Так будет и на этот раз, хотя никакого коммунизма и в помине нет. Рядовые обыватели, переходя на хлеб, картошку, водку, а кое-где «ягоды, грибы, орех», продолжат жить в режиме ожидания и адаптации к «новой нормальности», сопровождая этот процесс «понижением нормы». Нормы ожиданий от власти, жизни и пр. И нормы индивидуального потребления. Марина Красильникова из «Левада-центра» утверждает: лучшее, на что надеется рядовой россиянин, — это отсутствие перемен.
Тут не до протестов. «Рассерженные горожане», персонажи дурного сна омоновца, вместо того чтобы требовать от власти более качественного управления, начинают, по выражению Путина, «свою жену учить щи варить».
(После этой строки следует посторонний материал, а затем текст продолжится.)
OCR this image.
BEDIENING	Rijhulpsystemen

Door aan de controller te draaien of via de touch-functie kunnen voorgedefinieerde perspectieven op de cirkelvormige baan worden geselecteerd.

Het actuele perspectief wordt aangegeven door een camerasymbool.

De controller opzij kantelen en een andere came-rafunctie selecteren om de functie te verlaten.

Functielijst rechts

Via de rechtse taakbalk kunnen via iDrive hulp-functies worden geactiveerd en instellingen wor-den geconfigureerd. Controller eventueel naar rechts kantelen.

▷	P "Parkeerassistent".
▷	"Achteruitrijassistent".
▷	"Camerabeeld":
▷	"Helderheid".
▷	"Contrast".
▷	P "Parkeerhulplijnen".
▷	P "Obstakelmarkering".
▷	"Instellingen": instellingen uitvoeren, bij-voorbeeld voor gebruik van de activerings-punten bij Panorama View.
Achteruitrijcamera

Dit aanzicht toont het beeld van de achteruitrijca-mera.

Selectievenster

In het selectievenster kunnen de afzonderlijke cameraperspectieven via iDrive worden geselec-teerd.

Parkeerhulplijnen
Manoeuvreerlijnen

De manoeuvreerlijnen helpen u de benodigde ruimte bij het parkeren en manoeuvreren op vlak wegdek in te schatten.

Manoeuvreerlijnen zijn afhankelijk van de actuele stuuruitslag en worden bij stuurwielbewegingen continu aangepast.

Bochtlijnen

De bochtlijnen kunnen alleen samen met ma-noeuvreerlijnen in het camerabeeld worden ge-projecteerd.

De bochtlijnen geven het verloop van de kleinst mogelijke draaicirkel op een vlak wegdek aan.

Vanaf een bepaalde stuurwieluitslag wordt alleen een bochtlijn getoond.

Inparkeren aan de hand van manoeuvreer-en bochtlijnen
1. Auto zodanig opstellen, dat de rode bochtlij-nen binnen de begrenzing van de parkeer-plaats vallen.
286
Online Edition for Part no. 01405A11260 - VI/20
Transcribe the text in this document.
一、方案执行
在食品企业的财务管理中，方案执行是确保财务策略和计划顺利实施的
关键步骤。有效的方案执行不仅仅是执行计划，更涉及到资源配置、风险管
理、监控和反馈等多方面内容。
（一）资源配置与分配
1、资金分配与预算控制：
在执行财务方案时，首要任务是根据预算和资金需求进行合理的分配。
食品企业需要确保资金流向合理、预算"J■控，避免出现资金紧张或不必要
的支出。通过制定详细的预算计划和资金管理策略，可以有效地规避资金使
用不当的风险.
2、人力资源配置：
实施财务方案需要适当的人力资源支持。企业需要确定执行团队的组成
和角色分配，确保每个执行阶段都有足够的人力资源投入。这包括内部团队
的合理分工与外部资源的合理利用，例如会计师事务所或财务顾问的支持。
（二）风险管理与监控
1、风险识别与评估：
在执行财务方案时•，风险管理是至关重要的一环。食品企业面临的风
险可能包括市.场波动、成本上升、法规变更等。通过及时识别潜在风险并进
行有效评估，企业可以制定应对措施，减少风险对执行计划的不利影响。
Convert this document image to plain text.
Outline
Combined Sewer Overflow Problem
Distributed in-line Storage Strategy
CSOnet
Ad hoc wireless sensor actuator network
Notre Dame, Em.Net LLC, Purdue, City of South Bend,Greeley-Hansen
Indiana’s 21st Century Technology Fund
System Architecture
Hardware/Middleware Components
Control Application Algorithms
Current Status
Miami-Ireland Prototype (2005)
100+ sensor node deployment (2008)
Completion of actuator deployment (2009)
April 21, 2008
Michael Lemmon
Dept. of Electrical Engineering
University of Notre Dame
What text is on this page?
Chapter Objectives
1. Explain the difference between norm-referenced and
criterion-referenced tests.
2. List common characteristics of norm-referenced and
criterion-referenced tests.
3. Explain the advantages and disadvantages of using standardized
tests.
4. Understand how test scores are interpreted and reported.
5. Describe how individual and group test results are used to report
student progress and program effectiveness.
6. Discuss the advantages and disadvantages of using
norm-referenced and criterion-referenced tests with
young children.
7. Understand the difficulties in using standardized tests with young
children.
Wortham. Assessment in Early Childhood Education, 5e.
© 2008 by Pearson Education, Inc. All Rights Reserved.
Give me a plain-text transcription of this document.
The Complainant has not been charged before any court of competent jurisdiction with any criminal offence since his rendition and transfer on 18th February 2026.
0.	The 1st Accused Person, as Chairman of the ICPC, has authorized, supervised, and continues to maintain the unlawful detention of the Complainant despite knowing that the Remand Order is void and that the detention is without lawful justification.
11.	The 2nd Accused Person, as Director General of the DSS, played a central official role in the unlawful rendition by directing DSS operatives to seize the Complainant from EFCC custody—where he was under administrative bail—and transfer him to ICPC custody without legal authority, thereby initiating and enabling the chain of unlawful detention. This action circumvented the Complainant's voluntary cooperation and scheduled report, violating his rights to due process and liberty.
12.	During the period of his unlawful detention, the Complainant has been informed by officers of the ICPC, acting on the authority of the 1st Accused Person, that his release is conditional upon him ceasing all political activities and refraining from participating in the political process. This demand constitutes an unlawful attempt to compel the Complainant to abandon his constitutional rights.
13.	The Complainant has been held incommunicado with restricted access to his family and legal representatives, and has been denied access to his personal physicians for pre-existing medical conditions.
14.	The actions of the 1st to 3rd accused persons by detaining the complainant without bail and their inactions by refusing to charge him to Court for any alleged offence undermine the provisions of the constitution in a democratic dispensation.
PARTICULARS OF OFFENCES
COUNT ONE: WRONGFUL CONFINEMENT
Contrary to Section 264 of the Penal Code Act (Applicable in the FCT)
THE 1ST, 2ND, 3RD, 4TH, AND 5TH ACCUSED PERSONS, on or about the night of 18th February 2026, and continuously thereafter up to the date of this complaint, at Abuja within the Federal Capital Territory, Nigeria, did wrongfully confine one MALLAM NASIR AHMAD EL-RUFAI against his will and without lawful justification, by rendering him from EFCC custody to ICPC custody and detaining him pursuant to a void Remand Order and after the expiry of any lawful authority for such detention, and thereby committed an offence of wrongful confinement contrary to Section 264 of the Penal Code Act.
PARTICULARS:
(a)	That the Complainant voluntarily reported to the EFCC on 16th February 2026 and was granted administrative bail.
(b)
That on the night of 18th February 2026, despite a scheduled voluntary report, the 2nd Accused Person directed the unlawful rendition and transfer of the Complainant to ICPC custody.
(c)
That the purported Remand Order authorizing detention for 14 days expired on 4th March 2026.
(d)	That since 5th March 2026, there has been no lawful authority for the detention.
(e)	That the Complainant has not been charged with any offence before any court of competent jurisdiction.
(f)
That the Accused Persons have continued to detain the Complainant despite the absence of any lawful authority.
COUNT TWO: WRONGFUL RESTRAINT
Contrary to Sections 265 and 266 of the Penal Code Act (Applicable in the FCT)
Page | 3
В кризис, даже если накапливается недовольство, не формируются сложные потребности, к числу которых относятся и спрос на демократию, политическое участие и другие публичные «товары» категории «люкс». Согласно стародавней гипотезе Сеймура Липсета, которая подтверждалась в 2011–2012 годах, но была «отменена» репрессивной реакцией властей на протесты, политические требования предъявляют граждане, достигшие определенного уровня благосостояния. Они могут позволить себе роскошь рефлексии по поводу политической ситуации и связи политических решений высшего начальства с некоторыми социально-экономическими проблемами.
Спасение власти еще и в том, что большинство населения давно уже видит в государстве носителя лишь символических благ вроде подаренного Крыма, а не производителя благ или справедливого арбитра и привыкло выживать без государства, а иной раз и в противоречии с его регулятивными действиями.
На смену путинской стабильности пришла стабилизация, только с эпитетом «негативная». Такого рода негативная стабилизация опасна для развития страны и ментальности нации, переходящей метафорически, а иногда и в буквальном смысле на исторически обусловленный картофельно-хлебный рацион.